Sierra Nevada Corporation – Testing at NASA’s Johnson Space Center, Houston, Texas
Sierra Nevada’s Large Inflatable Fabric Environment (LIFE) habitat is designed to launch in a compact, “deflated” configuration, then inflate once it’s in space. The benefit of inflatables (also called expandables) is their final configuration is capable of providing much larger living space than traditional rigid structures, which are limited in size by the payload volume of the rocket used to launch it. The LIFE Prototype inflates to 27 ft in diameter and simulates three floors of living areas.
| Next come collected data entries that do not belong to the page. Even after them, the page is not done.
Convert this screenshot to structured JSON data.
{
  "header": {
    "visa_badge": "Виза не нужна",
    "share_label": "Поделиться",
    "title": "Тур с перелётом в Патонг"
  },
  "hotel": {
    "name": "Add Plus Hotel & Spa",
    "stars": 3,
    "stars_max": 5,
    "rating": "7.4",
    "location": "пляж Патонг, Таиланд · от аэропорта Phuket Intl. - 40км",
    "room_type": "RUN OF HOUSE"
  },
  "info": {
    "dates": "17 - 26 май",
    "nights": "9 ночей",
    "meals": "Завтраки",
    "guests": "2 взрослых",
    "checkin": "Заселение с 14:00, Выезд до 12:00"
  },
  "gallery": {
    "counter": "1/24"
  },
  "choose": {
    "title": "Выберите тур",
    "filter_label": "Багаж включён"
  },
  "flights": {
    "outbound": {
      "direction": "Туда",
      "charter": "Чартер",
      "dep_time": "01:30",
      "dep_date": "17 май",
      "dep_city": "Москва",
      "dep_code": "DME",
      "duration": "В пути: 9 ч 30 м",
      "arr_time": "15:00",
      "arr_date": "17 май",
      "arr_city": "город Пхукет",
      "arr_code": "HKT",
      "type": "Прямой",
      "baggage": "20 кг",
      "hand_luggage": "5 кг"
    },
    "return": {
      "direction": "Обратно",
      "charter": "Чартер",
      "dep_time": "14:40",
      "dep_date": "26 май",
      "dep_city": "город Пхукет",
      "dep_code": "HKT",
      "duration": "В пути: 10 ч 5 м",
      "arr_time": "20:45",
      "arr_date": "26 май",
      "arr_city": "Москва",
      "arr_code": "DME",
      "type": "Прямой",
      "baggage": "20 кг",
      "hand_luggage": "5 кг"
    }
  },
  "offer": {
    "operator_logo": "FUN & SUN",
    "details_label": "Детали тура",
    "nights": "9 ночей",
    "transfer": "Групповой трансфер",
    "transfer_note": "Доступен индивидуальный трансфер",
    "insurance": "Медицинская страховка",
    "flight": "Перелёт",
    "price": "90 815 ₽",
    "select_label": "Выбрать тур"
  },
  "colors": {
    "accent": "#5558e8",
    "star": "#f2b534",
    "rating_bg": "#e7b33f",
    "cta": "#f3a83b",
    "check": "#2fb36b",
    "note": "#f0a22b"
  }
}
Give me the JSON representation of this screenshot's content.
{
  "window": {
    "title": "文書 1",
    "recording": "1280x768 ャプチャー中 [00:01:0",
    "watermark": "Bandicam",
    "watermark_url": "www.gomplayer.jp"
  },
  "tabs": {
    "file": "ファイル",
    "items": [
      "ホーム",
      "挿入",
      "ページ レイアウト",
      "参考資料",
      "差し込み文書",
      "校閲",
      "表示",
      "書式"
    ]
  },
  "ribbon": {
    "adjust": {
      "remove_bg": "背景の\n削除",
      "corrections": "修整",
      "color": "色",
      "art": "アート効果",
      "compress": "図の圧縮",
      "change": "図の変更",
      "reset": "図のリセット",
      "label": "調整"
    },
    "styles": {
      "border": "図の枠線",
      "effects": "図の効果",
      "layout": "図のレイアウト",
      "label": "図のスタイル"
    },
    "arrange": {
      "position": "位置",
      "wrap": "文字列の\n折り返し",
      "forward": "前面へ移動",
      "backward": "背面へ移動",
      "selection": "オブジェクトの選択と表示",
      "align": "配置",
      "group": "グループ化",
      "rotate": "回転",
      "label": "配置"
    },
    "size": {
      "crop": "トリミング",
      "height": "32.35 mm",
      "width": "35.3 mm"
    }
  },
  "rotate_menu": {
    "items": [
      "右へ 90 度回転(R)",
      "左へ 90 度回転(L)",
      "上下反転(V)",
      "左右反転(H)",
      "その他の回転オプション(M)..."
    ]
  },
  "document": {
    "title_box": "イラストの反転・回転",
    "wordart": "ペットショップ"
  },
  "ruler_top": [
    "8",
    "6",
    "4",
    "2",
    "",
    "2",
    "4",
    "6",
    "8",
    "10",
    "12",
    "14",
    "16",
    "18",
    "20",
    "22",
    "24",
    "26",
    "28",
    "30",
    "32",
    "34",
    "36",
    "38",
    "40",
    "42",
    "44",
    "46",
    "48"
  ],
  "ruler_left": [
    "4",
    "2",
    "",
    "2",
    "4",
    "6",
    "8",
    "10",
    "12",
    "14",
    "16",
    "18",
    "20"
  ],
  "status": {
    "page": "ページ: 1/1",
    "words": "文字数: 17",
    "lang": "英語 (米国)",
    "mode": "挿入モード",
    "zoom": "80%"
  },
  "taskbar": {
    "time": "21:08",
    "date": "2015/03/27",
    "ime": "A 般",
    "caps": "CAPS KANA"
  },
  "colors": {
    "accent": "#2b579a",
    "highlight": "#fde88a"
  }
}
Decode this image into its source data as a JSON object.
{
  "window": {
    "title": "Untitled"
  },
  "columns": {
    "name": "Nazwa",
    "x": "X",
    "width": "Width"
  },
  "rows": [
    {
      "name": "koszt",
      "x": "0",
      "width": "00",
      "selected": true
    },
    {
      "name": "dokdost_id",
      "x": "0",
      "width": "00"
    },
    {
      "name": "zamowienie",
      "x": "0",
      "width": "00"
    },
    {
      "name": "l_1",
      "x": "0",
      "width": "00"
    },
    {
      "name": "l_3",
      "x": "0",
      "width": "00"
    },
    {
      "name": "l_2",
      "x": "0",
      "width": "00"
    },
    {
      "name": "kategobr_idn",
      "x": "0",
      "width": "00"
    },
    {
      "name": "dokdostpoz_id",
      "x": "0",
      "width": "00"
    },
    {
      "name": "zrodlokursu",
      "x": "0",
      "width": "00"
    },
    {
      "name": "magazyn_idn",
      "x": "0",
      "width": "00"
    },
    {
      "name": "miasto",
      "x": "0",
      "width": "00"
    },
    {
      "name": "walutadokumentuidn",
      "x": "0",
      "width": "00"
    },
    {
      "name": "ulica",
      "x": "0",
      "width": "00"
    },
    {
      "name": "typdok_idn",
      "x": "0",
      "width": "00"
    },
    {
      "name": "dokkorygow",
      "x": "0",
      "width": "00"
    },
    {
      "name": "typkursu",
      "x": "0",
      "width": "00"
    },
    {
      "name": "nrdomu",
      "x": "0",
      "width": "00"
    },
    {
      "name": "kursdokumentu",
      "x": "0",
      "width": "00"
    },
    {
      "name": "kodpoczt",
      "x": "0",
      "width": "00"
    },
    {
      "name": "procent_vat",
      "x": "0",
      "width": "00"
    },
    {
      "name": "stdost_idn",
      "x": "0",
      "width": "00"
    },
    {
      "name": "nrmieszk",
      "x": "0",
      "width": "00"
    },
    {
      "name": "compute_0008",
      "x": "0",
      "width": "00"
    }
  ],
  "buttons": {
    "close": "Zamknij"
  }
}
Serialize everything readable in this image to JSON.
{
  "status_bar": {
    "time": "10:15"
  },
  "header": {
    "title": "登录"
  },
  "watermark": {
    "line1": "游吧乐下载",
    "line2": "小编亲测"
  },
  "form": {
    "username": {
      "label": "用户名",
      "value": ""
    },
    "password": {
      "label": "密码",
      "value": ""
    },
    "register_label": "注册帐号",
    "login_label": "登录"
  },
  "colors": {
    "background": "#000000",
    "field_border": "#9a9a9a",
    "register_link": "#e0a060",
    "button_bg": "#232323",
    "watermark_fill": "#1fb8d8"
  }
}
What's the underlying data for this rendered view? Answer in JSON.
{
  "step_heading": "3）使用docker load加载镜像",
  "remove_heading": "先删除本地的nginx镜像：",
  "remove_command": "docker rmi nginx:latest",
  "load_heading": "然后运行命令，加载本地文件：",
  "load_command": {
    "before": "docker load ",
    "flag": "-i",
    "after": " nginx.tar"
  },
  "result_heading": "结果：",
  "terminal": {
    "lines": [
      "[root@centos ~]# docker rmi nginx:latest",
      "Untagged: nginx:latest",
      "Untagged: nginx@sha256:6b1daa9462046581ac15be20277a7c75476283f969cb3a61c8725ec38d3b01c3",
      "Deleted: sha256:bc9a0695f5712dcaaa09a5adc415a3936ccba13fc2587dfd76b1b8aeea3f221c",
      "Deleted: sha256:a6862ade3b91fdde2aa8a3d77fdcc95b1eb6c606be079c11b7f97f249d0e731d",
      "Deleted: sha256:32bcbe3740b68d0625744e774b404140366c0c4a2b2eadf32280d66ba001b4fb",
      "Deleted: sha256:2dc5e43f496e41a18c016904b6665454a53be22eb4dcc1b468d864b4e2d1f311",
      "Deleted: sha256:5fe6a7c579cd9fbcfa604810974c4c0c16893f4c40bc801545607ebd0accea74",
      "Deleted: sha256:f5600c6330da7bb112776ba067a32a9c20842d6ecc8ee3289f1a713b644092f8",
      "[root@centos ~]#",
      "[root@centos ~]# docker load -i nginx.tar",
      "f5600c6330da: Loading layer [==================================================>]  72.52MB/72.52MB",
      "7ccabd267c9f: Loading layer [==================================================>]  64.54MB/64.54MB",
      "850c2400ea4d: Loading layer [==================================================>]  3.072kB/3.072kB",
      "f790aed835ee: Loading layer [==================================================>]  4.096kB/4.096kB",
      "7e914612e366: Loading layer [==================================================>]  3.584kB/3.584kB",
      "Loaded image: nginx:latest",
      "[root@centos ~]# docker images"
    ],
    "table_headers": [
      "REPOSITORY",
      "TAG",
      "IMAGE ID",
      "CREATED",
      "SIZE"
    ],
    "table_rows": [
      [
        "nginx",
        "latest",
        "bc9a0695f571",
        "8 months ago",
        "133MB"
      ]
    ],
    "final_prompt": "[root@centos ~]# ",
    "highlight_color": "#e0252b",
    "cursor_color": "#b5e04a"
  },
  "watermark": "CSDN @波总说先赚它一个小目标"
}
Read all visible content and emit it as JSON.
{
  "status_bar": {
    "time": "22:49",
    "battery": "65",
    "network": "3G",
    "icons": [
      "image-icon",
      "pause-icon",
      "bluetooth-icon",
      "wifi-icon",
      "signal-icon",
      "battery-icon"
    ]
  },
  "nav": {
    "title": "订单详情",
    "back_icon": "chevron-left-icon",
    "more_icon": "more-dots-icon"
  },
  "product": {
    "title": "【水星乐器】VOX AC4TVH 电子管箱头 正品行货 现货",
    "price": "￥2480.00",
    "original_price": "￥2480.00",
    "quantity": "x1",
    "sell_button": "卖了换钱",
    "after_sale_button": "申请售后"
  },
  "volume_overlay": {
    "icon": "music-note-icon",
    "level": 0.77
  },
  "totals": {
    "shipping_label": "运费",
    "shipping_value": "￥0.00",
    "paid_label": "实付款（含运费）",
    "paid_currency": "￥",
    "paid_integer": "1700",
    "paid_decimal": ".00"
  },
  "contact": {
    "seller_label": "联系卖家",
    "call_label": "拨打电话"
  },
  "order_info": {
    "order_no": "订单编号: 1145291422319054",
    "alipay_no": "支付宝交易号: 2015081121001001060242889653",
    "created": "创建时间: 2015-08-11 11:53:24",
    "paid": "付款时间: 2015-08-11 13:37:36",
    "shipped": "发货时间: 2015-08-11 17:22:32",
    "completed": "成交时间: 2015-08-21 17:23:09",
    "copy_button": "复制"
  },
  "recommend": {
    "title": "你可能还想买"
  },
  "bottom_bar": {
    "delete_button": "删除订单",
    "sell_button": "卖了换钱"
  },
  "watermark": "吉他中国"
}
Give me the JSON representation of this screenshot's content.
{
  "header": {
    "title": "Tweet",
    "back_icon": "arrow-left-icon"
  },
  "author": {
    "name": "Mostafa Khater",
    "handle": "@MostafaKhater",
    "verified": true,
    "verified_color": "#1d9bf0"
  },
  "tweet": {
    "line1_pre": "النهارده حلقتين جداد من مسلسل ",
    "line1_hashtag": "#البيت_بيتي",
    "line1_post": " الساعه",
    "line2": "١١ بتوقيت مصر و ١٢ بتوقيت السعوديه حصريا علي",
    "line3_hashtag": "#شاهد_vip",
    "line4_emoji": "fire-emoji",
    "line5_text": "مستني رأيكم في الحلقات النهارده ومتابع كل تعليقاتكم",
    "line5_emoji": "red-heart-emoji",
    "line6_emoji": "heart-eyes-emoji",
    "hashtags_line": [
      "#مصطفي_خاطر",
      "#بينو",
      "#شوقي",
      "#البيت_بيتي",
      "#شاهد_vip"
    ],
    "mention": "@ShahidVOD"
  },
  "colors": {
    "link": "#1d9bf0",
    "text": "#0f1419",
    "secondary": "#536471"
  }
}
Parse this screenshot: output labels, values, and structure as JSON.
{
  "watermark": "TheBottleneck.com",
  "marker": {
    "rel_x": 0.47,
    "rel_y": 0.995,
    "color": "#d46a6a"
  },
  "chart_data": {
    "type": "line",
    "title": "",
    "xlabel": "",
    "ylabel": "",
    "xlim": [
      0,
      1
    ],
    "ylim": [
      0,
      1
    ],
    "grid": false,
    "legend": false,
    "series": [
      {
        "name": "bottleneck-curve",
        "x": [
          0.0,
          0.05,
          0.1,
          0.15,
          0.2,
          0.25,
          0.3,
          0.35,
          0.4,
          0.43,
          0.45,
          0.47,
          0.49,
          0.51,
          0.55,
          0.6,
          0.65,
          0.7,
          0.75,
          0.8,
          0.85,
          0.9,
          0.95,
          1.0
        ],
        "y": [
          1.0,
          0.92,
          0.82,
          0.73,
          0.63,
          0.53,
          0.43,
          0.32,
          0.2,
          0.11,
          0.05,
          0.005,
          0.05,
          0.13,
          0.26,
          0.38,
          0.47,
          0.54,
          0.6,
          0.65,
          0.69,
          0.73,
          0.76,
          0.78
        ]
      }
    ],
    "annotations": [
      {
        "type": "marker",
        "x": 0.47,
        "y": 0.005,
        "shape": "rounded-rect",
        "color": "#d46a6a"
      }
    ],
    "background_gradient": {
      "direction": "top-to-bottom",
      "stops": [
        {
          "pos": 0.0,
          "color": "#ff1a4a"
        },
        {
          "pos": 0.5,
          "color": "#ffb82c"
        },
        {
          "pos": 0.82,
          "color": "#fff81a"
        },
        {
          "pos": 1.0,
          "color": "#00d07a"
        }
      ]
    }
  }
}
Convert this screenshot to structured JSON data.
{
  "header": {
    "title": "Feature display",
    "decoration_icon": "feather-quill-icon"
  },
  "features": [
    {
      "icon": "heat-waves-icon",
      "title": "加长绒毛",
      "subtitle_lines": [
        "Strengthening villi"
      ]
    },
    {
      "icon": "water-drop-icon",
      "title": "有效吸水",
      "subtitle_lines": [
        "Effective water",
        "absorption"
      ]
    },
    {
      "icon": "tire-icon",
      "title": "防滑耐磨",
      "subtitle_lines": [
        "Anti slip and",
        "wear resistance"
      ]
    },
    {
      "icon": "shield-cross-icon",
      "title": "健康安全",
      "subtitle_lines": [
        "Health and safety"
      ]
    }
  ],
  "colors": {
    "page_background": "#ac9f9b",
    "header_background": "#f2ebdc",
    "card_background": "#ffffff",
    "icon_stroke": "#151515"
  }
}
Bigelow Aerospace – Testing at Bigelow Aerospace, North Las Vegas, Nevada
Bigelow’s B330 prototype is an expandable module that expands in space, as its name suggests, to provide 330 cubic meters of livable area. Bigelow sent a smaller module, the Bigelow Expandable Activity Module (BEAM) to the space station in 2015, where astronauts expanded the structure live on NASA Television with compressed air tanks. The BEAM completed a two-year demonstration aboard the station, proving soft-goods resilience to the harsh space environment. Following its demonstration period, NASA extended BEAM’s time aboard the station to become a storage unit.
NanoRacks – Concept Study
NanoRacks has proposed yet another concept to maximize habitable volume for Gateway astronauts. The company’s idea is to refurbish and repurpose a spent rocket propellant tank, leveraging the natural vacuum of space to flush the tank of residual propellants. The company completed a feasibility study outlining the concept and next plans to develop full-scale prototypes demonstrating robotics development, outfitting and systems integration to convert the tank into a deep space habitat.
Operational – Driven Engineering
“This prototyping approach allows us to design, build, test and refine the habitat long before the final flight version is developed,” said NASA astronaut Mike Gernhardt, principal investigator of the agency’s habitation prototype test series. “We are using this operational-driven engineering approach to gain an early understanding of exactly what we need to address the mission, thereby reducing risk and cost.”
Using this approach, the builders, operators, and future users of the Gateway work together to evaluate concepts earlier and more completely, which helps NASA move forward to the Moon as early as possible.
The Gateway will be a temporary home and office for astronauts farther in space than humans have ever been before, and will be a home base for astronaut expeditions on surface of the Moon, and for future human missions to Mars. The NextSTEP approach bolsters American leadership in space, and will help drive an open, sustainable and agile lunar architecture.